Le rapport hiérarchique est un droit fondamental du militaire : tout militaire peut demander à être reçu au rapport hiérarchique de son commandement (commandant d’unité ou chef de corps) en respectant la voie hiérarchique. Le militaire peut ainsi porter à la connaissance de l’autorité qui le recevra en entretien toute question ou préoccupation d’ordre professionnel ou personnel ou tout dysfonctionnement qu’il estimerait avoir constaté dans l’exercice de ses fonctions.


Ce rapport hiérarchique permet également au commandement d’informer son personnel de toute décision ou orientation le concernant (formation, orientation, félicitation, sanction …).

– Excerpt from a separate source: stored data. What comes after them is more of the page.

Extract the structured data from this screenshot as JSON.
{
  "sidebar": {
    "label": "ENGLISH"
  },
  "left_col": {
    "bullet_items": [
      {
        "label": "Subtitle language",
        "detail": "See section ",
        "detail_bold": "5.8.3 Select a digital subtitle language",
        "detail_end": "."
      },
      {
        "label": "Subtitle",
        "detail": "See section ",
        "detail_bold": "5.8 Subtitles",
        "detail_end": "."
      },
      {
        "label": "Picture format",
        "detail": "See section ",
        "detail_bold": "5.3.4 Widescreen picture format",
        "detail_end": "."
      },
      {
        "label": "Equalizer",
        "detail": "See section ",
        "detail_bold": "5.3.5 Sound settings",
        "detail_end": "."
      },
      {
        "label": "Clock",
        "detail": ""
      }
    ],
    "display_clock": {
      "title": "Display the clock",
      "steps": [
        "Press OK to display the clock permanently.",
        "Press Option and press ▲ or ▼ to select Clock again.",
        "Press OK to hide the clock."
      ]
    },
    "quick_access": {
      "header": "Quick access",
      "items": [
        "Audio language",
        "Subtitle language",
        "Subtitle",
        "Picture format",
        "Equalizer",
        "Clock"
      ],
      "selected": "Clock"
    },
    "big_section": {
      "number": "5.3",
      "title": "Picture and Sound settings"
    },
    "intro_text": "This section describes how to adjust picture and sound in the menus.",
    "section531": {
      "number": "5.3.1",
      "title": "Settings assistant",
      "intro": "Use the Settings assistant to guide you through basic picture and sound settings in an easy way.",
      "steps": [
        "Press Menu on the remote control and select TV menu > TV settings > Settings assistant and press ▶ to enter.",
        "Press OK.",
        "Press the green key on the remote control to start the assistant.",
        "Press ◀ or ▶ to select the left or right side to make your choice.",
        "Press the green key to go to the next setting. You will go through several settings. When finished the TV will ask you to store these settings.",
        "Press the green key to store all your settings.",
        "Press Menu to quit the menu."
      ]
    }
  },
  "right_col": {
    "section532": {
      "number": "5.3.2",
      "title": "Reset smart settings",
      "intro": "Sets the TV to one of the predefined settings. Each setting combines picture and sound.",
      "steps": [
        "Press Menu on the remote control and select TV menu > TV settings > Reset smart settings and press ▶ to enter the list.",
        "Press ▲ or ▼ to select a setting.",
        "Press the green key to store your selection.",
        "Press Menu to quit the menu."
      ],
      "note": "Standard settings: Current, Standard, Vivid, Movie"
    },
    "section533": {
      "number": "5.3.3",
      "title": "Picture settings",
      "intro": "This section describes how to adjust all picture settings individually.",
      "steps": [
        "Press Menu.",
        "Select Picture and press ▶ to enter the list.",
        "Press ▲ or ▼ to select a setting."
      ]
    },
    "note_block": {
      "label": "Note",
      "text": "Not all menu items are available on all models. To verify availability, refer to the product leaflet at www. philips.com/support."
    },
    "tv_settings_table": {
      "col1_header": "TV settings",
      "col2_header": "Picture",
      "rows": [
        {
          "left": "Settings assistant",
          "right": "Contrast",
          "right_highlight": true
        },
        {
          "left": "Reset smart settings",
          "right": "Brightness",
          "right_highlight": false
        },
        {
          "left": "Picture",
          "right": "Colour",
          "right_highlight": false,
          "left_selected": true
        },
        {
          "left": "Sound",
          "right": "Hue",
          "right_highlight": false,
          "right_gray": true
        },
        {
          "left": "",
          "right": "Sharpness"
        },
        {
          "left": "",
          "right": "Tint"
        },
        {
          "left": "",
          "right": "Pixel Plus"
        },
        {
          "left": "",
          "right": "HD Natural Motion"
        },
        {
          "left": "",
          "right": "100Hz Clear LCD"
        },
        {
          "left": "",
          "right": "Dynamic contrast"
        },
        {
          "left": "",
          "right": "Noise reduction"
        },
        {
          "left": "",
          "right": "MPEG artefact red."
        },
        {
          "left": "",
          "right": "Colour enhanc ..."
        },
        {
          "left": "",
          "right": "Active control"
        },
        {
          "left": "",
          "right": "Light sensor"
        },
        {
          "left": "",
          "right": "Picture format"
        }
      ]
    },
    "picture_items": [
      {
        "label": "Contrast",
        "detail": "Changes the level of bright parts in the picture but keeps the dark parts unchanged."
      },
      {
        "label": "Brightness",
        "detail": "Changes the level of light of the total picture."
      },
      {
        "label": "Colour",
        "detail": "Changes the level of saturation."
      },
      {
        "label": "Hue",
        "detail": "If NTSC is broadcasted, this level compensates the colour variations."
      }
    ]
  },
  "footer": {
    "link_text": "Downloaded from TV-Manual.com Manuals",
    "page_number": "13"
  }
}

L’entretien est formalisé et retranscrit dans le cahier de rapport hiérarchique, ce qui assure sa traçabilité. Le militaire reçu peut obtenir, à sa demande, une copie de cette retranscription.


La réception au rapport hiérarchique constitue un devoir pour l’autorité saisie, celle-ci est tenue de recevoir le militaire en entretien lorsque la demande a été formalisée. De même, le militaire convoqué au rapport hiérarchique se trouve dans l’obligation de s’y rendre sous peine d’être sanctionné au titre d’un refus d’obéissance.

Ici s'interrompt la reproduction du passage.